A soft-spoken veteran of far- right politics, Andrew Brons appears to epitomise the sort of acceptable face of British nationalism that party leader Nick Griffin hopes will persuade voters that the BNP is no longer an extremist or racist fringe party.
Grey-haired with an almost donnish demeanour, Mr Brons has followed a career as a lecturer in politics at Harrogate College.
But beyond the 61-year-old's smart attire lies a tried and tested far-right pedigree that stretches back half a century.
His first dalliance with extremist far-right politics began at the age of 17 when he joined the National Socialist Movement, an organisation founded on Hitler's birthday in the early 1960s.
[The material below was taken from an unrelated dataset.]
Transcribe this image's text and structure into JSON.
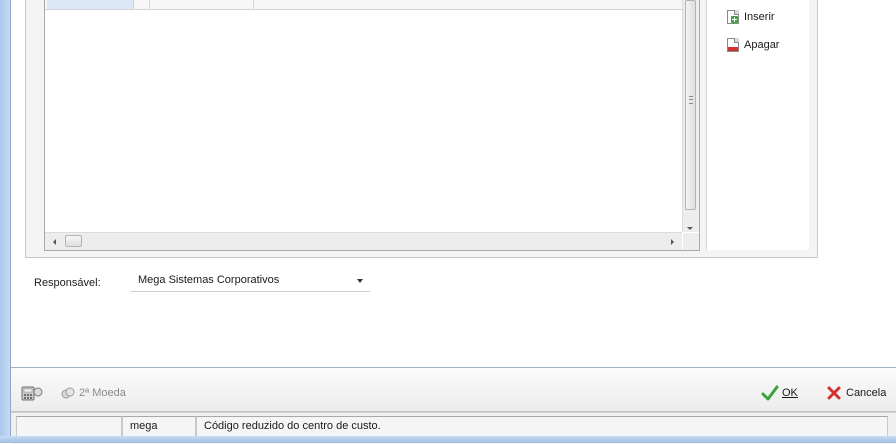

NSM members were responsible for numerous attacks on synagogues and Jewish property throughout the 1960s and also spawned John Tyndall who went on to found the second incarnation of the British National Party with his friend Nick Griffin.
Mr Brons joined the National Front in the 1970s when the neo-fascist group was at the height of its power, eventually becoming its chairman after Tyndall left.
Forced out in 1984, he faded from public view until four years ago when he joined the British National Party, eventually standing as an MEP candidate for the European elections.
Asked by The Independent yesterday whether he still held the same beliefs as when he joined the National Socialist Movement, Mr Brons said: "People do silly things when they are 17. Peter Mandelson was once a member of the Young Communist League but we don't continue to call him a communist."